Oleh yang maha kurang (manusia), Mayoritas didudukkan sebagai yang besar, kuat dan membanggakan. Sehingga, tiap yang mayoritas cenderung merasa luas pengetahuan, banyak teman, tenang dan tercipta kebanggaan. Dengan kemayorisannya, mengaggap paling maju, paling hebat dan superior. Solah tak ada yang bisa menyiinginya. Semestinya, mayoritas hadir sebagai pembuka pengetahuan, pun seharusnya mampu mejadi telaah ketidak tahuan. Bukan justru merasa paling tahu dan yang lain tidak. 

Mayoritas terus disalah maknai. Kata kawan saya, Konyol, jika kebesaran dimaknai sebuah keberhasilan dan kekuatan yang tak tertandingi. Jika begitu, Ia dibabibutakan oleh pengetahuan itu dan dianggapnya tak ada yang tahu selain dia. Padahal, tiap yang mayoritas sifatnya rentan dan rapuh dirapuhkan oleh kebesaran itu sendiri. 

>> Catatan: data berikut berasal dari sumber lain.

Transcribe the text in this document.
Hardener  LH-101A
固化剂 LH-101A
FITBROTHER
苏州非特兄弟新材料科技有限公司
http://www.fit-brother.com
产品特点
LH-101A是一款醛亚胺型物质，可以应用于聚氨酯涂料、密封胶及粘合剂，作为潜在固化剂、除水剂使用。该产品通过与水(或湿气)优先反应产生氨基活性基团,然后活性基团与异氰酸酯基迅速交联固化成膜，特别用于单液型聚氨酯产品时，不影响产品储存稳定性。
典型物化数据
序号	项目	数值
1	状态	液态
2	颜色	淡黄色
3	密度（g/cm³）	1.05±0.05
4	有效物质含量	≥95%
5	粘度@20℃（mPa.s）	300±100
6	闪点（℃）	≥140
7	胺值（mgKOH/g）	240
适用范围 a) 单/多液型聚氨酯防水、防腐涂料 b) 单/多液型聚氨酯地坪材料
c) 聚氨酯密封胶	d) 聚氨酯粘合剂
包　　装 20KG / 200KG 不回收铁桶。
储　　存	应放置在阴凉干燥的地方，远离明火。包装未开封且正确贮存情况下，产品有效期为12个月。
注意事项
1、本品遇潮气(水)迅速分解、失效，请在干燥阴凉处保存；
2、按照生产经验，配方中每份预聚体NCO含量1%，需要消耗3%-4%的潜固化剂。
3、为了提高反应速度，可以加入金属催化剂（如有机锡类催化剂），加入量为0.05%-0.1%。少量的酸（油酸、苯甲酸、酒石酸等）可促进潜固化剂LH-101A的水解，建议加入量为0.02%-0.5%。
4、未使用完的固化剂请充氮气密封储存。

Dalam ruang geraknya, mayoritas, melahirkan gesekan antara yang merasa paling tahu. Ia ancaman, membahayakan yang justru melahirkan kehancuran dan malapetaka. Kata Hegel, “Ketika suatu kelompok (nation state) sudah sampai pada puncaknya, hanya ada dua pilihan, kalau tidak stagnan, menurun.”. Baginya, mayoritas yang dibalut bermacam karakter, berefek pada terjadinya suatu kontradiktif. Terciptalah ketidak terimaan satu sama lain dalam yang mayoritas itu. Pun memaksakan setiap prinsip-prinsip dogma masing-masing untuk sama-sama diterima dan dibenarkan secara intrinsik. Muncul berbagai kelompok-kelompok yang mendeklarasikan norma-norma baru dengan misi di setiap panggung dimana mereka mau. Keduanya saling membenarkan dan terus menerus merasa kelompoknya paling benar diantara yang benar.

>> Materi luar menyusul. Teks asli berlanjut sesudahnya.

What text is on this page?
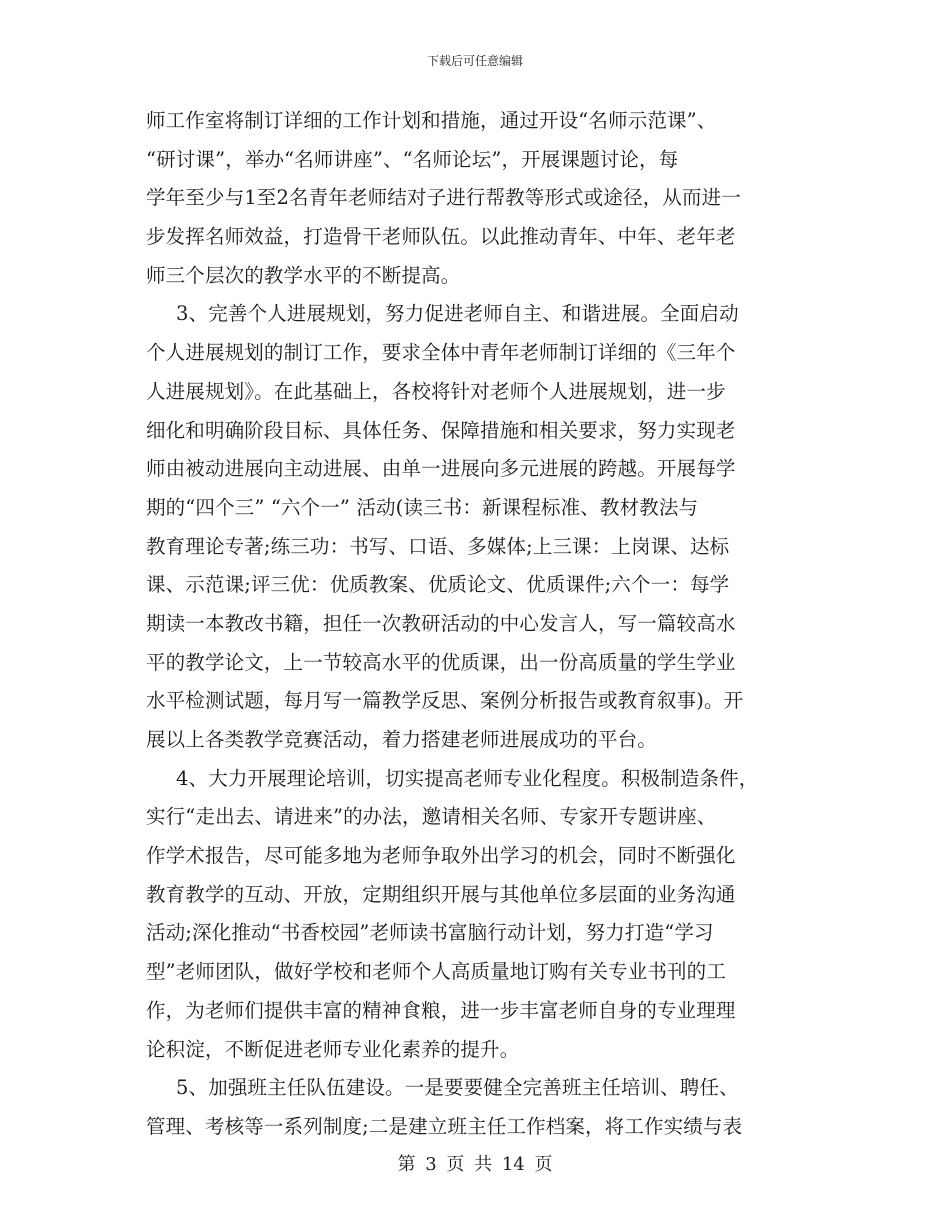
下载后可任意编辑
师工作室将制订详细的工作计划和措施，通过开设“名师示范课”、
“研讨课”，举办“名师讲座”、“名师论坛”，开展课题讨论，每
学年至少与1至2名青年老师结对子进行帮教等形式或途径，从而进一
步发挥名师效益，打造骨干老师队伍。以此推动青年、中年、老年老
师三个层次的教学水平的不断提高。
3、完善个人进展规划，努力促进老师自主、和谐进展。全面启动
个人进展规划的制订工作，要求全体中青年老师制订详细的《三年个
人进展规划》。在此基础上，各校将针对老师个人进展规划，进一步
细化和明确阶段目标、具体任务、保障措施和相关要求，努力实现老
师由被动进展向主动进展、由单一进展向多元进展的跨越。开展每学
期的“四个三” “六个一” 活动(读三书：新课程标准、教材教法与
教育理论专著;练三功：书写、口语、多媒体;上三课：上岗课、达标
课、示范课;评三优：优质教案、优质论文、优质课件;六个一：每学
期读一本教改书籍，担任一次教研活动的中心发言人，写一篇较高水
平的教学论文，上一节较高水平的优质课，出一份高质量的学生学业
水平检测试题，每月写一篇教学反思、案例分析报告或教育叙事)。开
展以上各类教学竞赛活动，着力搭建老师进展成功的平台。
4、大力开展理论培训，切实提高老师专业化程度。积极制造条件，
实行“走出去、请进来”的办法，邀请相关名师、专家开专题讲座、
作学术报告，尽可能多地为老师争取外出学习的机会，同时不断强化
教育教学的互动、开放，定期组织开展与其他单位多层面的业务沟通
活动;深化推动“书香校园”老师读书富脑行动计划，努力打造“学习
型”老师团队，做好学校和老师个人高质量地订购有关专业书刊的工
作，为老师们提供丰富的精神食粮，进一步丰富老师自身的专业理理
论积淀，不断促进老师专业化素养的提升。
5、加强班主任队伍建设。一是要要健全完善班主任培训、聘任、
管理、考核等一系列制度;二是建立班主任工作档案，将工作实绩与表
第 3 页 共 14 页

Geser prilaku asumtif, perlu pengetahuan luas dan keterbukaan yang dialogis dalam merawat kemayoritasan itu. Dengan begitu, semua akan menjadi halus, lembut santun. Pun  mengeleminir kasar, tak santun dan congkak. Menggali sedalam mungkin  yang dangkal, bukan justru mendangkalkan yang dangkal. Apalagi mendangkalkan yang dalam. 

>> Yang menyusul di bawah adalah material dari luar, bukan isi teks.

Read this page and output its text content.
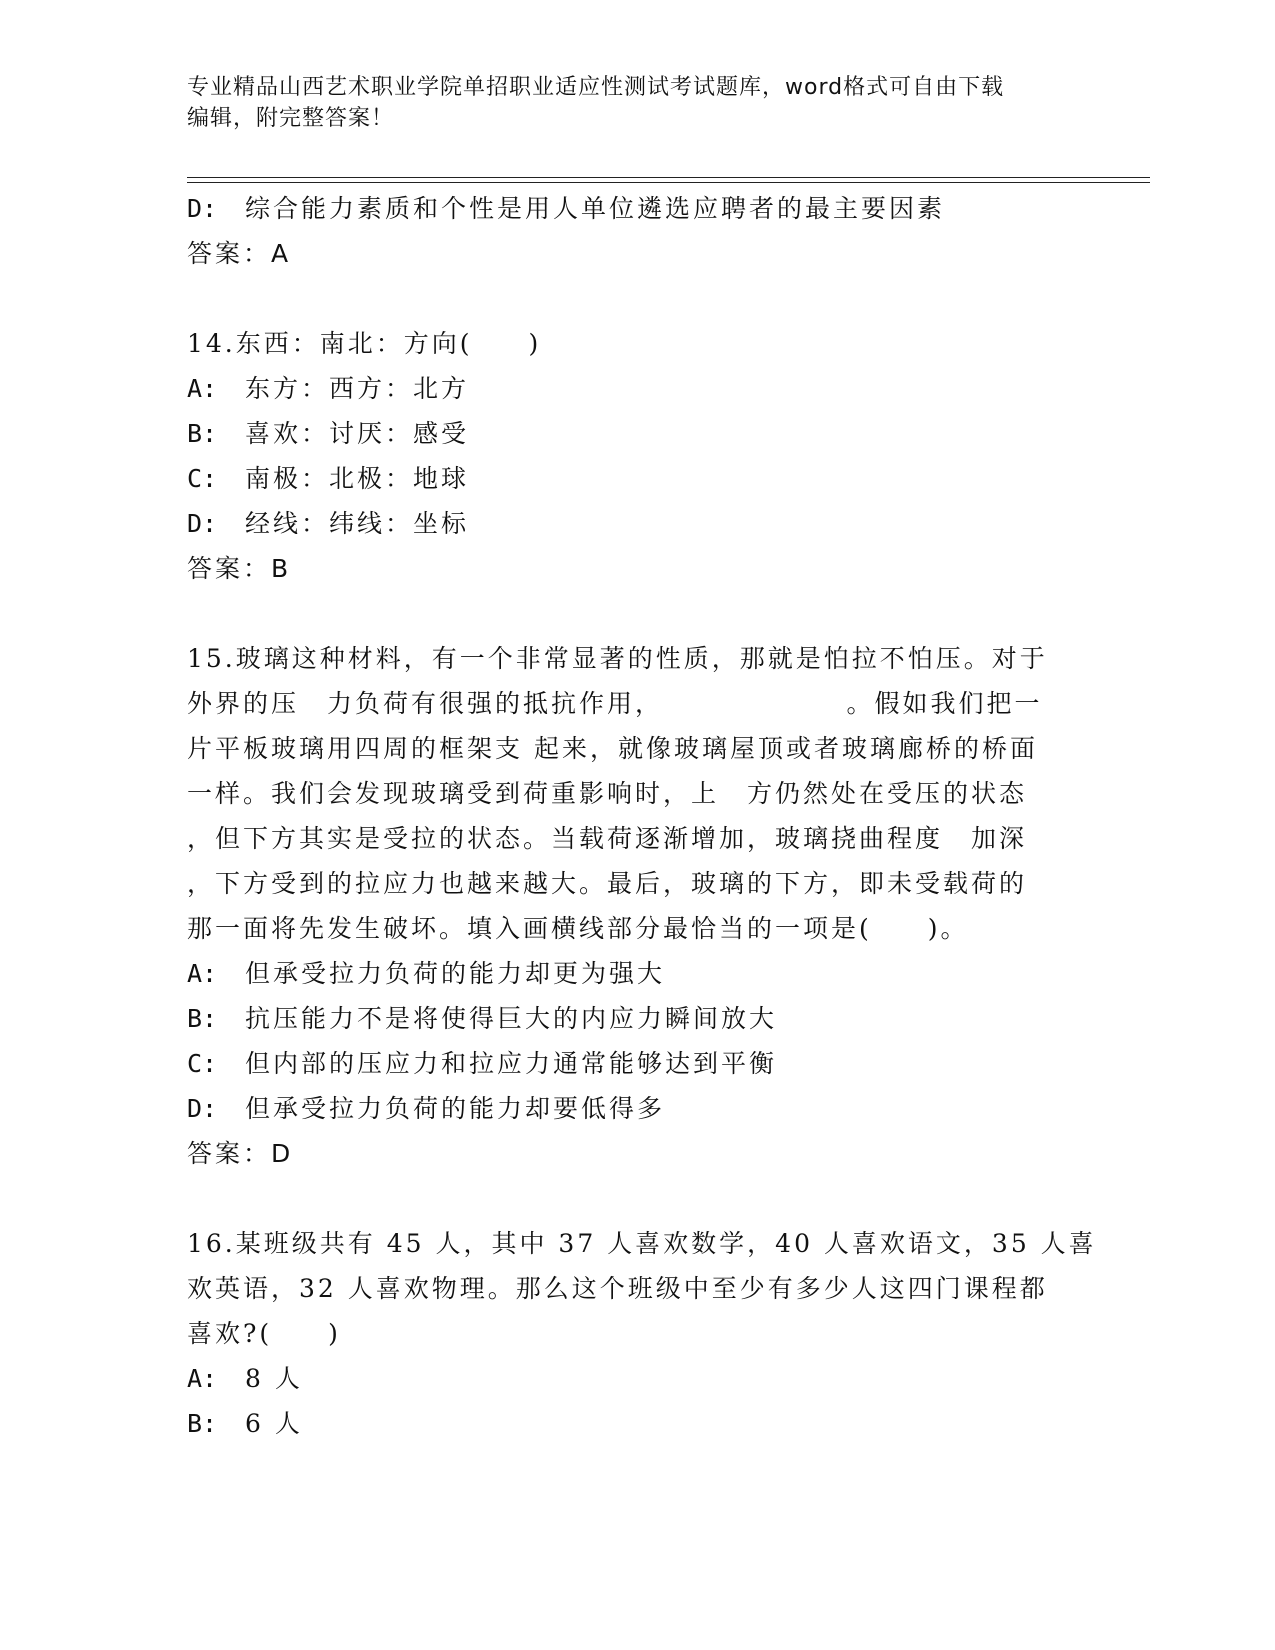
专业精品山西艺术职业学院单招职业适应性测试考试题库，word格式可自由下载
编辑，附完整答案！
D: 综合能力素质和个性是用人单位遴选应聘者的最主要因素
答案：A
14.东西：南北：方向(　　)
A: 东方：西方：北方
B: 喜欢：讨厌：感受
C: 南极：北极：地球
D: 经线：纬线：坐标
答案：B
15.玻璃这种材料，有一个非常显著的性质，那就是怕拉不怕压。对于
外界的压　力负荷有很强的抵抗作用，　　　　　　　。假如我们把一
片平板玻璃用四周的框架支 起来，就像玻璃屋顶或者玻璃廊桥的桥面
一样。我们会发现玻璃受到荷重影响时，上　方仍然处在受压的状态
，但下方其实是受拉的状态。当载荷逐渐增加，玻璃挠曲程度　加深
，下方受到的拉应力也越来越大。最后，玻璃的下方，即未受载荷的
那一面将先发生破坏。填入画横线部分最恰当的一项是(　　)。
A: 但承受拉力负荷的能力却更为强大
B: 抗压能力不是将使得巨大的内应力瞬间放大
C: 但内部的压应力和拉应力通常能够达到平衡
D: 但承受拉力负荷的能力却要低得多
答案：D
16.某班级共有 45 人，其中 37 人喜欢数学，40 人喜欢语文，35 人喜
欢英语，32 人喜欢物理。那么这个班级中至少有多少人这四门课程都
喜欢?(　　)
A: 8 人
B: 6 人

Dengan kajian tashawwufnya, Al Ghazali, memaknabalikkan hal tersebut. “Semakin bayak tahu, semakin menegaskan bahwa kita tidak tahu”, kata dia. Baginya, setiap pengetahuan harus melahirkan suatu koreksi ketidaktahuan. Buka justru menjadikannya merasa paling tahu dan menyalahkan yang lain.

Merawat kemayoritasan dalam naungan kebhinekaan yang penuh dengan keberagaman memberikan fakta otentik bahwa bangsa ini kokoh kuat dalam persatuan dan kesatuan. Rawat kebhinekaan yang ada, hingga pada akhirnya mayoritas dan minoritas menjadi satu kesatuan untuk saling memperkaya dalam misi saling menguatkan dan mempertahankan. Lepas belenggu fanatik keyakinan, ganti dengan telaah histori masa lalu, bagaimana bangsa ini direbut dan dimerdekakan.